Class Disruption will require teachers to reiterate and reinforce classroom expectations and procedures on a frequent basis. It is critical that teachers address the 6 Indicators of the Well-Managed Classroom:

  • Expectations — High expectations for student behavior must be defined and communicated. Appropriate and acceptable behaviors must be taught, modeled, practiced, and reinforced on a daily basis. Setting behavior expectations is the foundation for proactive classroom management.
  • Procedures — Classroom procedures must be defined to provide guidance to students in how things work in the classroom. Common procedures and routines should be so methodically taught and so consistently enforced that they become internalized by all students within a short amount of time.
  • Structure — A well-managed classroom is arranged and organized for optimal learning regardless of the activity. A structured classroom greatly improves the educational outcomes for students and reduces the occurrence of problem behaviors. Teachers are well prepared with the lesson’s required materials, and supplies are readily accessible. Little instructional time is lost during transitional activities.
  • Reinforcement — Teachers of a well-managed classroom recognize the importance of reinforcing and rewarding positive behaviors. They understand that behaviors that are reinforced grow stronger over time. Praise, comments, and constructive feedback let students know they are being successful. There is a greater ratio of positive vs. negative interactions.
  • Interaction — A well-managed classroom includes a good balance of structure and nurture. Students have a positive relationship with the teacher and the other students. Students feel safe and comfortable to learn. There is a climate of respect and caring. A sense of community of learners is present.
  • Correction — In a well-managed classroom, problems will still occur. The difference is that the teacher has developed a systematic plan for correcting behavior that has been taught and reinforced. Both positive and negative consequences have been initiated. Desirable replacement behaviors are identified.

Addressing the 6 Indicators helps the teachers cover all facets of classroom management. Most students will respond to the structure within the 6 Indicators, but the few who don’t may require more individualized interventions. (see Activity 4 below)

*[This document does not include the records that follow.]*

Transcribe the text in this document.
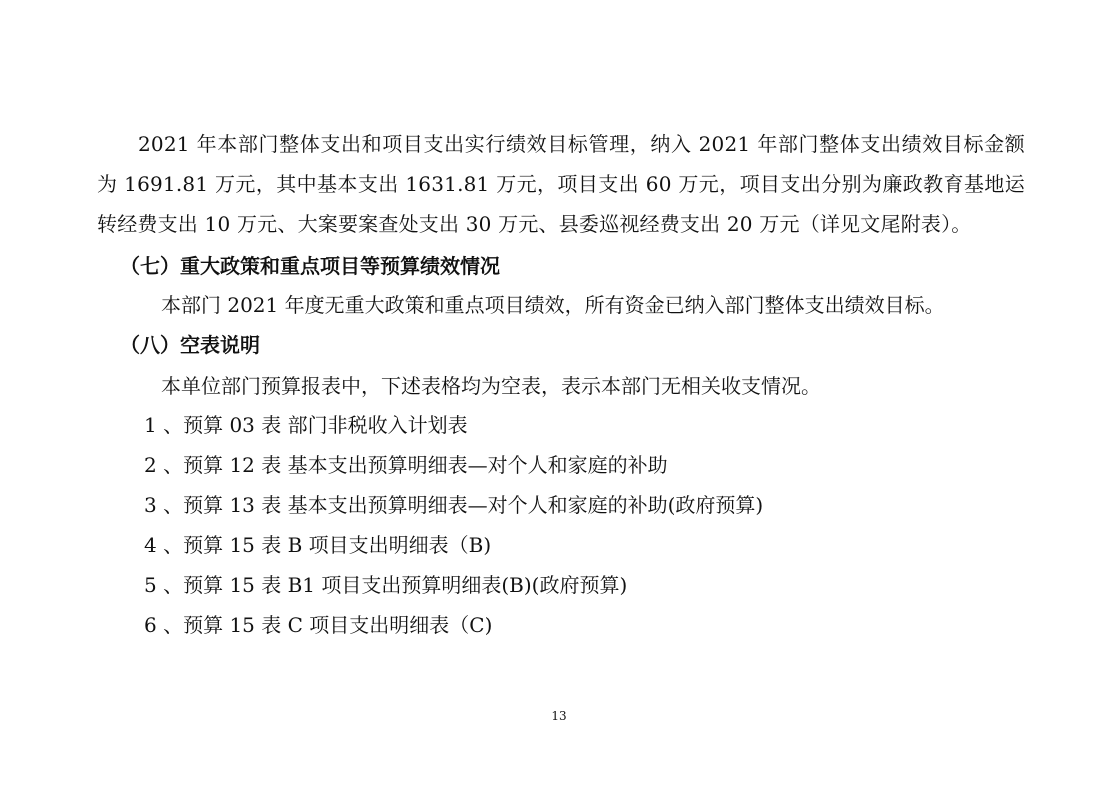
2021 年本部门整体支出和项目支出实行绩效目标管理，纳入 2021 年部门整体支出绩效目标金额为 1691.81 万元，其中基本支出 1631.81 万元，项目支出 60 万元，项目支出分别为廉政教育基地运转经费支出 10 万元、大案要案查处支出 30 万元、县委巡视经费支出 20 万元（详见文尾附表）。

（七）重大政策和重点项目等预算绩效情况

本部门 2021 年度无重大政策和重点项目绩效，所有资金已纳入部门整体支出绩效目标。

（八）空表说明

本单位部门预算报表中，下述表格均为空表，表示本部门无相关收支情况。

1 、预算 03 表 部门非税收入计划表

2 、预算 12 表 基本支出预算明细表—对个人和家庭的补助

3 、预算 13 表 基本支出预算明细表—对个人和家庭的补助(政府预算)

4 、预算 15 表 B 项目支出明细表（B)

5 、预算 15 表 B1 项目支出预算明细表(B)(政府预算)

6 、预算 15 表 C 项目支出明细表（C)

13
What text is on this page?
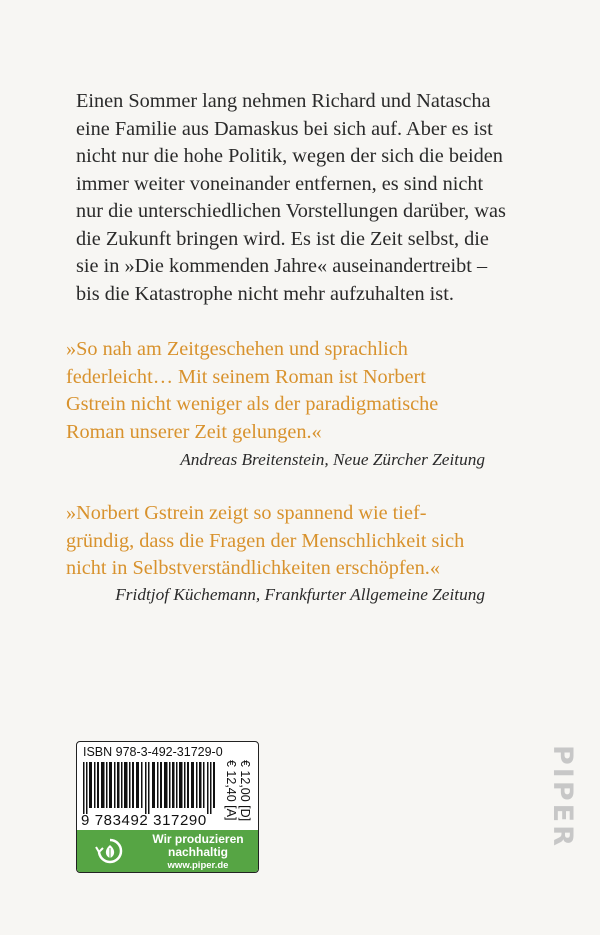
Einen Sommer lang nehmen Richard und Natascha
eine Familie aus Damaskus bei sich auf. Aber es ist
nicht nur die hohe Politik, wegen der sich die beiden
immer weiter voneinander entfernen, es sind nicht
nur die unterschiedlichen Vorstellungen darüber, was
die Zukunft bringen wird. Es ist die Zeit selbst, die
sie in »Die kommenden Jahre« auseinandertreibt –
bis die Katastrophe nicht mehr aufzuhalten ist.
»So nah am Zeitgeschehen und sprachlich
federleicht… Mit seinem Roman ist Norbert
Gstrein nicht weniger als der paradigmatische
Roman unserer Zeit gelungen.«

Andreas Breitenstein, Neue Zürcher Zeitung

»Norbert Gstrein zeigt so spannend wie tief-
gründig, dass die Fragen der Menschlichkeit sich
nicht in Selbstverständlichkeiten erschöpfen.«

Fridtjof Küchemann, Frankfurter Allgemeine Zeitung

ISBN 978-3-492-31729-0
9 783492 317290 € 12,00 [D]
€ 12,40 [A]
Wir produzieren
nachhaltig
www.piper.de
PIPER
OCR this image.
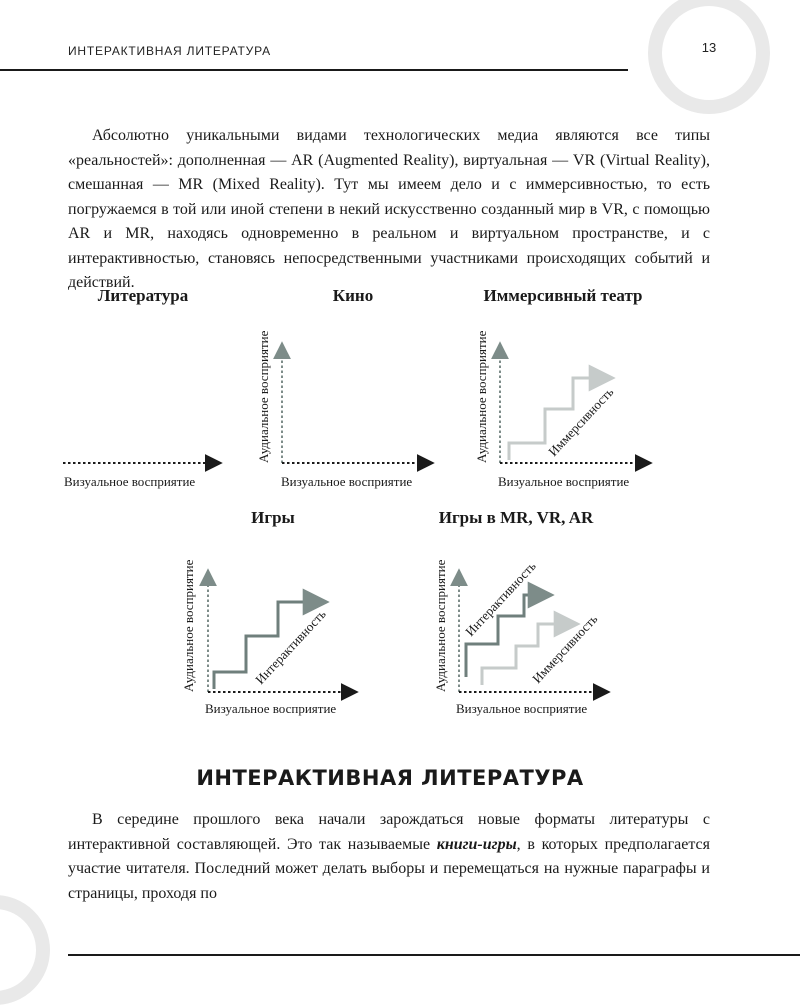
13
ИНТЕРАКТИВНАЯ ЛИТЕРАТУРА

Абсолютно уникальными видами технологических медиа являются все типы «реальностей»: дополненная — AR (Augmented Reality), виртуальная — VR (Virtual Reality), смешанная — MR (Mixed Reality). Тут мы имеем дело и с иммерсивностью, то есть погружаемся в той или иной степени в некий искусственно созданный мир в VR, с помощью AR и MR, находясь одновременно в реальном и виртуальном пространстве, и с интерактивностью, становясь непосредственными участниками происходящих событий и действий.

Литература
Визуальное восприятие
Кино
Аудиальное восприятие
Визуальное восприятие
Иммерсивный театр
Иммерсивность
Аудиальное восприятие
Визуальное восприятие
Игры
Интерактивность
Аудиальное восприятие
Визуальное восприятие
Игры в MR, VR, AR
Интерактивность
Иммерсивность
Аудиальное восприятие
Визуальное восприятие
ИНТЕРАКТИВНАЯ ЛИТЕРАТУРА

В середине прошлого века начали зарождаться новые форматы литературы с интерактивной составляющей. Это так называемые книги-игры, в которых предполагается участие читателя. Последний может делать выборы и перемещаться на нужные параграфы и страницы, проходя по
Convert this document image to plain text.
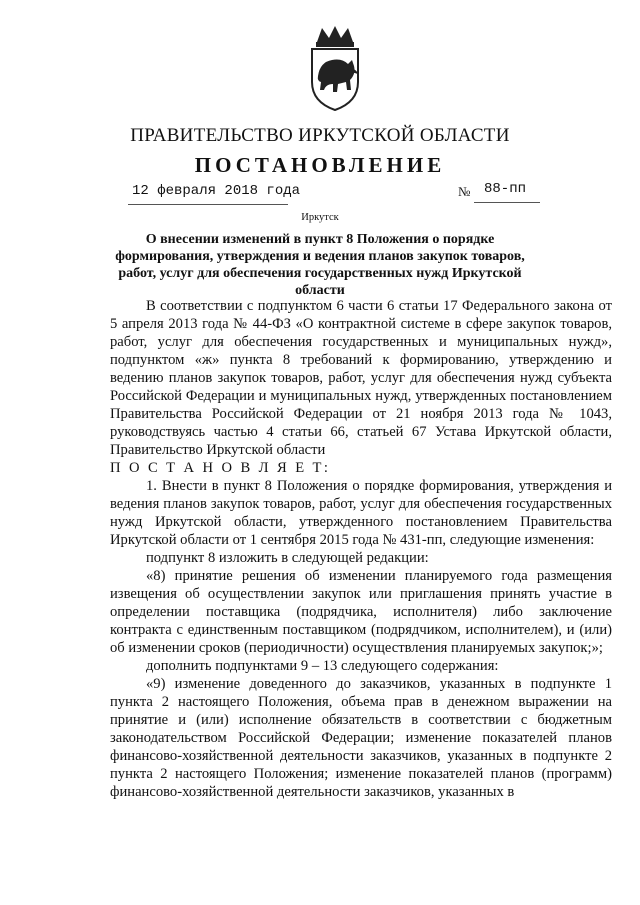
ПРАВИТЕЛЬСТВО ИРКУТСКОЙ ОБЛАСТИ
ПОСТАНОВЛЕНИЕ
12 февраля 2018 года	№ 88-пп
Иркутск
О внесении изменений в пункт 8 Положения о порядке формирования, утверждения и ведения планов закупок товаров, работ, услуг для обеспечения государственных нужд Иркутской области

В соответствии с подпунктом 6 части 6 статьи 17 Федерального закона от 5 апреля 2013 года № 44-ФЗ «О контрактной системе в сфере закупок товаров, работ, услуг для обеспечения государственных и муниципальных нужд», подпунктом «ж» пункта 8 требований к формированию, утверждению и ведению планов закупок товаров, работ, услуг для обеспечения нужд субъекта Российской Федерации и муниципальных нужд, утвержденных постановлением Правительства Российской Федерации от 21 ноября 2013 года № 1043, руководствуясь частью 4 статьи 66, статьей 67 Устава Иркутской области, Правительство Иркутской области

П О С Т А Н О В Л Я Е Т:

1. Внести в пункт 8 Положения о порядке формирования, утверждения и ведения планов закупок товаров, работ, услуг для обеспечения государственных нужд Иркутской области, утвержденного постановлением Правительства Иркутской области от 1 сентября 2015 года № 431-пп, следующие изменения:

подпункт 8 изложить в следующей редакции:

«8) принятие решения об изменении планируемого года размещения извещения об осуществлении закупок или приглашения принять участие в определении поставщика (подрядчика, исполнителя) либо заключение контракта с единственным поставщиком (подрядчиком, исполнителем), и (или) об изменении сроков (периодичности) осуществления планируемых закупок;»;

дополнить подпунктами 9 – 13 следующего содержания:

«9) изменение доведенного до заказчиков, указанных в подпункте 1 пункта 2 настоящего Положения, объема прав в денежном выражении на принятие и (или) исполнение обязательств в соответствии с бюджетным законодательством Российской Федерации; изменение показателей планов финансово-хозяйственной деятельности заказчиков, указанных в подпункте 2 пункта 2 настоящего Положения; изменение показателей планов (программ) финансово-хозяйственной деятельности заказчиков, указанных в
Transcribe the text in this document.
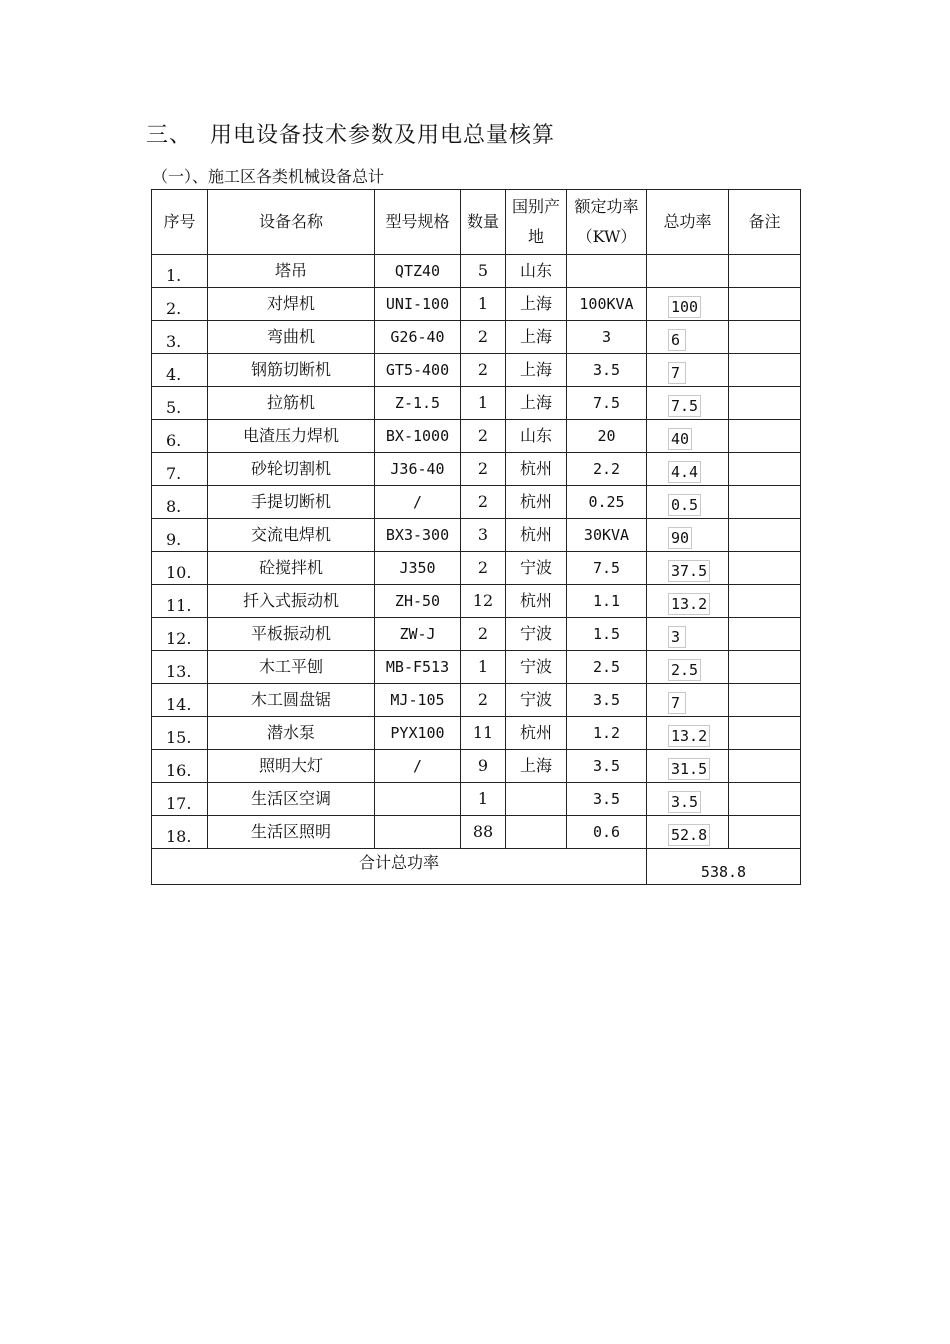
三、 用电设备技术参数及用电总量核算
（一）、施工区各类机械设备总计
序号	设备名称	型号规格	数量	国别产地	额定功率（KW）	总功率	备注
1.	塔吊	QTZ40	5	山东			
2.	对焊机	UNI-100	1	上海	100KVA	100	
3.	弯曲机	G26-40	2	上海	3	6	
4.	钢筋切断机	GT5-400	2	上海	3.5	7	
5.	拉筋机	Z-1.5	1	上海	7.5	7.5	
6.	电渣压力焊机	BX-1000	2	山东	20	40	
7.	砂轮切割机	J36-40	2	杭州	2.2	4.4	
8.	手提切断机	/	2	杭州	0.25	0.5	
9.	交流电焊机	BX3-300	3	杭州	30KVA	90	
10.	砼搅拌机	J350	2	宁波	7.5	37.5	
11.	扦入式振动机	ZH-50	12	杭州	1.1	13.2	
12.	平板振动机	ZW-J	2	宁波	1.5	3	
13.	木工平刨	MB-F513	1	宁波	2.5	2.5	
14.	木工圆盘锯	MJ-105	2	宁波	3.5	7	
15.	潜水泵	PYX100	11	杭州	1.2	13.2	
16.	照明大灯	/	9	上海	3.5	31.5	
17.	生活区空调		1		3.5	3.5	
18.	生活区照明		88		0.6	52.8	
合计总功率						538.8	
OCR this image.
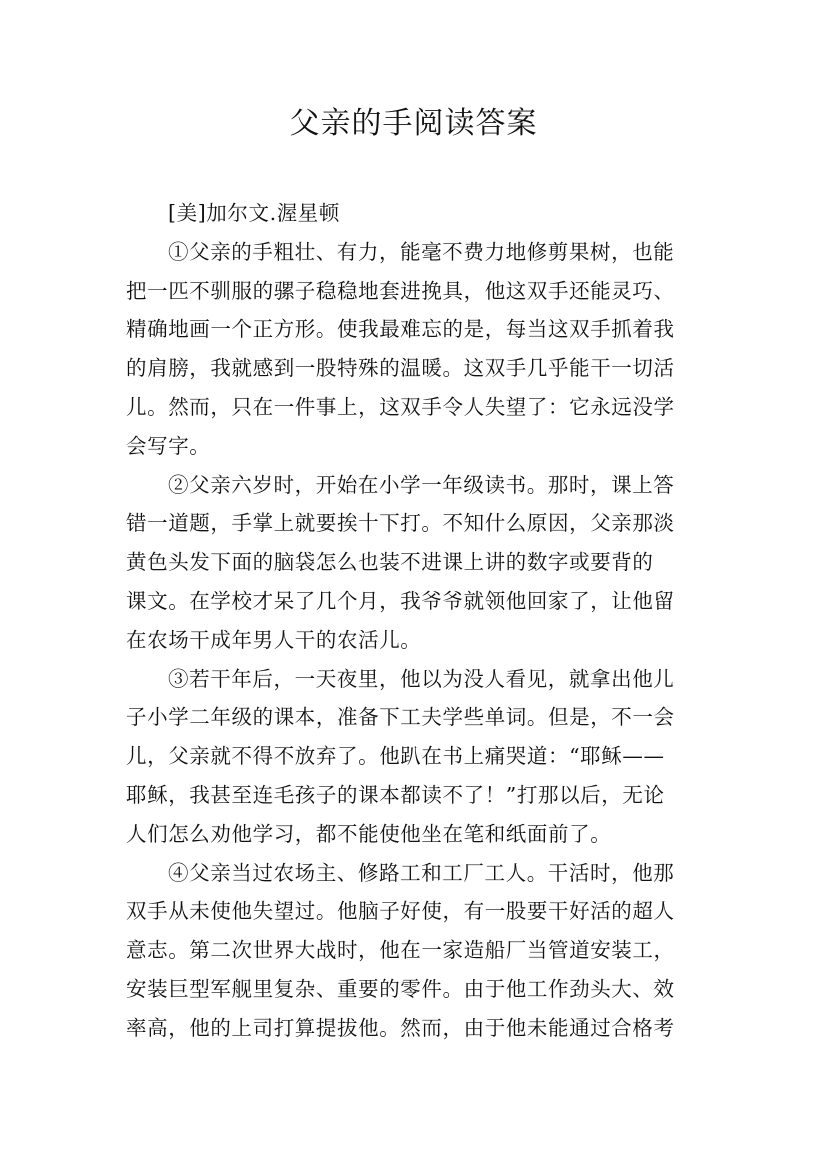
父亲的手阅读答案
[美]加尔文.渥星顿
①父亲的手粗壮、有力，能毫不费力地修剪果树，也能
把一匹不驯服的骡子稳稳地套进挽具，他这双手还能灵巧、
精确地画一个正方形。使我最难忘的是，每当这双手抓着我
的肩膀，我就感到一股特殊的温暖。这双手几乎能干一切活
儿。然而，只在一件事上，这双手令人失望了：它永远没学
会写字。
②父亲六岁时，开始在小学一年级读书。那时，课上答
错一道题，手掌上就要挨十下打。不知什么原因，父亲那淡
黄色头发下面的脑袋怎么也装不进课上讲的数字或要背的
课文。在学校才呆了几个月，我爷爷就领他回家了，让他留
在农场干成年男人干的农活儿。
③若干年后，一天夜里，他以为没人看见，就拿出他儿
子小学二年级的课本，准备下工夫学些单词。但是，不一会
儿，父亲就不得不放弃了。他趴在书上痛哭道：“耶稣——
耶稣，我甚至连毛孩子的课本都读不了！”打那以后，无论
人们怎么劝他学习，都不能使他坐在笔和纸面前了。
④父亲当过农场主、修路工和工厂工人。干活时，他那
双手从未使他失望过。他脑子好使，有一股要干好活的超人
意志。第二次世界大战时，他在一家造船厂当管道安装工，
安装巨型军舰里复杂、重要的零件。由于他工作劲头大、效
率高，他的上司打算提拔他。然而，由于他未能通过合格考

4. Meet with your Administrative Staff (Administrators, Counselors, Lead Teachers, etc.) to address any immediate needs regarding specific students or teachers. These are key players in your Campus Plan.

If you have identified a small of group of students with significant behavioral needs that are not already receiving Special Education services, consider a Response to Intervention referral to consider an Intervention Plan or other strategies suggested by the Student Support Team.

Your data may have revealed there are high rates of office discipline referrals from specific teachers, thus a need to address these with the individual teachers. Some teachers may need additional professional development in classroom management, or helpful strategies that address specific school behaviors.

If your school is already using Review360 for School Climate and Response to Intervention, you may want to recommend that the teacher review the Classroom Teacher Modules that address the 6 Indicators of a Well-Managed Classroom and/or the Behaviors of Concern Module that addresses specific behaviors. This online staff development content is an efficient way for teachers to access tips/tools for managing student behavior.


With the help of your fellow administrators and faculty, updating your Behavior Campus Action Plan can be an effective way of addressing current needs and concerns, rather than waiting until the start of the next school year.

By addressing Campus Discipline, Classroom Discipline, and Specific Student Discipline, you are building a well-rounded school that teaches expectations, sets standards, and catches all students so none fall through the cracks. Behavior problems are reduced and instruction becomes the dominant focus.